后缀数组(至少重复k次的可重叠的最长重复子串)—— POJ 3882

对应POJ 题目:点击打开链接

Stammering Aliens

Time Limit:3000MS     Memory Limit:0KB     64bit IO Format:%lld
& %llu

Submit Status

Description

Dr. Ellie Arroway has established contact with an extraterrestrial civilization. However, all efforts to decode their messages have failed so far because, as luck would have it, they have stumbled upon a race of stuttering aliens! Her team has found out that,
in every long enough message, the most important words appear repeated a certain number of times as a sequence of consecutive characters, even in the middle of other words. Furthermore, sometimes they use contractions in an obscure manner. For example, if
they need to say babtwice, they might just send the message babab, which has been abbreviated because the second b of the first word can be reused as the
first b of the second one.

Thus, the message contains possibly overlapping repetitions of the same words over and over again. As a result, Ellie turns to you, S.R. Hadden, for help in identifying the gist of the message.
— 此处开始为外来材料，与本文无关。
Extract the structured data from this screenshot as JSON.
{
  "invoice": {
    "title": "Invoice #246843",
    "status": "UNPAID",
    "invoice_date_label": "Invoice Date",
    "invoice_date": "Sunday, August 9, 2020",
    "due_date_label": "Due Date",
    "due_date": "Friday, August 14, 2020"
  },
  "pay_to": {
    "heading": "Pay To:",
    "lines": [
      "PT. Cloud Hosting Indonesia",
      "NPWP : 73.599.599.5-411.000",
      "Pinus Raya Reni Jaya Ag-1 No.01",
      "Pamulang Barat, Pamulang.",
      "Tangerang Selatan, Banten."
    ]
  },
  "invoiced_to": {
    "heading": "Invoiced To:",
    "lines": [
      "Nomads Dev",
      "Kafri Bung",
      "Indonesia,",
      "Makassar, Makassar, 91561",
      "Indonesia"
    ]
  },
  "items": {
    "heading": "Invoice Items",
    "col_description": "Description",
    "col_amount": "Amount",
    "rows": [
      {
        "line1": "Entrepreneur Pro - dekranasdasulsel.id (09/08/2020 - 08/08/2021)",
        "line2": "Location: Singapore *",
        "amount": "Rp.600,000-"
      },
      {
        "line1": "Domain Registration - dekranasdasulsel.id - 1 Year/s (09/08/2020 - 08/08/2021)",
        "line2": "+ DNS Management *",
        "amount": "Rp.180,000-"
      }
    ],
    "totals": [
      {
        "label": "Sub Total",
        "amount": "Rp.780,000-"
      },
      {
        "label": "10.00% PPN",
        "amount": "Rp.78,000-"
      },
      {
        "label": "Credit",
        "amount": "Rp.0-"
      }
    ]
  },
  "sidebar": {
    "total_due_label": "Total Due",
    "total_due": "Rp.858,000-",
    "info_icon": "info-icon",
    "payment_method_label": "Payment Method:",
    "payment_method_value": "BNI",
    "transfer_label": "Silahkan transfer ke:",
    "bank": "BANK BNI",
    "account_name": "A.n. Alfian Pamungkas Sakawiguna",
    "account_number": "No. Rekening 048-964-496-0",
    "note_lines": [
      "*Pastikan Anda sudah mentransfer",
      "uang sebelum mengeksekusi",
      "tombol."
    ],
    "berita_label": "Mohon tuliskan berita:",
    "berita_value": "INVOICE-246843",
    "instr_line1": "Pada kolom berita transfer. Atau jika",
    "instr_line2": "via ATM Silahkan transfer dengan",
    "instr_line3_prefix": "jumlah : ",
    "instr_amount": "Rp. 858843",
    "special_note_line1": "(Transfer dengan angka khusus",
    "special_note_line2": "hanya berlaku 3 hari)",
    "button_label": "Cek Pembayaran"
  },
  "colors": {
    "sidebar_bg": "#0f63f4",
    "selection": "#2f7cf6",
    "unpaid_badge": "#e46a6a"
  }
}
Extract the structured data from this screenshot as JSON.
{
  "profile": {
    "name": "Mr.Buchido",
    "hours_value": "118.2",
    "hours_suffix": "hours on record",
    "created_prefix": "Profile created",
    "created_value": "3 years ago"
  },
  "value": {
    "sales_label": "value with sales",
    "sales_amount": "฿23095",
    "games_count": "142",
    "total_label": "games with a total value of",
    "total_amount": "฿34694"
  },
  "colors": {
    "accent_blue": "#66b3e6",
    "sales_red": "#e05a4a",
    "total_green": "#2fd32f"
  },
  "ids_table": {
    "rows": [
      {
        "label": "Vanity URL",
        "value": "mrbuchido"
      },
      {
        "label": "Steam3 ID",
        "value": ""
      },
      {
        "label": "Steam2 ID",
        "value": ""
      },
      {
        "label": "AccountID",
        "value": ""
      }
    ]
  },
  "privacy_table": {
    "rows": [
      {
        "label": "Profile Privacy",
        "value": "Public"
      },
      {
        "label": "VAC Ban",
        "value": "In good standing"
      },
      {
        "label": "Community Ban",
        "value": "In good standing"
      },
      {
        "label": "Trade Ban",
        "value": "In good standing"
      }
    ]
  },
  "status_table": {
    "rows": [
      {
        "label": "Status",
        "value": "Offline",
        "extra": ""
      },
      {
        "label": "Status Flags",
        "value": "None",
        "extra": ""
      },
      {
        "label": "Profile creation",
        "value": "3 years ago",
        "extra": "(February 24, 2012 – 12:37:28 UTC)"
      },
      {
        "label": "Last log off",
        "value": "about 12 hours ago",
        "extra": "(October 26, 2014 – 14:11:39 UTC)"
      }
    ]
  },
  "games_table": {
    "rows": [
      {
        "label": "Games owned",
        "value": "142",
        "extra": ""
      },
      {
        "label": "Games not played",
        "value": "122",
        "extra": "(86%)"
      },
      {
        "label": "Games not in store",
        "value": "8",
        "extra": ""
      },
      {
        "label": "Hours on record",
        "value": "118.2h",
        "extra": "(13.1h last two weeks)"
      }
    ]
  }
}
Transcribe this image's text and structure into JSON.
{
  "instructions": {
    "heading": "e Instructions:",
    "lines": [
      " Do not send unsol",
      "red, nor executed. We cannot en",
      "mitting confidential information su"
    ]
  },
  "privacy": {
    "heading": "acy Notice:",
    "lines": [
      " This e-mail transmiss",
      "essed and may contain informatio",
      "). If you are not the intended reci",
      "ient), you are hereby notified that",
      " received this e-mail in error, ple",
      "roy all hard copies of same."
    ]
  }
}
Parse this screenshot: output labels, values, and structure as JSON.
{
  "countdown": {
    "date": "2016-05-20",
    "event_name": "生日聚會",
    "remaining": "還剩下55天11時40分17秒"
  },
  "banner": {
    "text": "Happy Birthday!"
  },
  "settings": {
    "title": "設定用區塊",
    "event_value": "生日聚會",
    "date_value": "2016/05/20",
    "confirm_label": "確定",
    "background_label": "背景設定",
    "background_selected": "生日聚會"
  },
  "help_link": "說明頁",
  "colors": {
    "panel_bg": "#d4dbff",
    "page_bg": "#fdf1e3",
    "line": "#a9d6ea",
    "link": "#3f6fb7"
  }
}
Given an integer m, and a string s, representing the message, your task is to find the longest substring of s that
appears at least m times. For example, in the message baaaababababbababbab, the length-5 word babab is contained 3 times,
namely at positions 5, 7 and 12(where indices start at zero). No substring appearing 3 or more times is longer (see the first example from the sample input).
On the other hand, no substring appears 11 times or more (see example 2).

In case there are several solutions, the substring with the rightmost occurrence is preferred (see example 3).

Input

The input contains several test cases. Each test case consists of a line with an integer m ( m1),
the minimum number of repetitions, followed by a line containing a string s of length between m and 40 000, inclusive. All characters in s are
lowercase characters from ``a‘‘ to ``z‘‘. The last test case is denoted by m = 0 and must not be processed.

Output

Print one line of output for each test case. If there is no solution, output none; otherwise, print two integers in a line, separated by a space. The first integer denotes the maximum length of a substring appearing at least m times;
the second integer gives the rightmost possible starting position of such a substring.

Sample Input

3
baaaababababbababbab
11
baaaababababbababbab
3
cccccc
0

Sample Output

5 12
none
4 2

题意:给定一个n和一个字符串,求至少重复k次的可重叠的最长子串的长度和位于最右边的该子串的起始下标。如果不存在则输出none。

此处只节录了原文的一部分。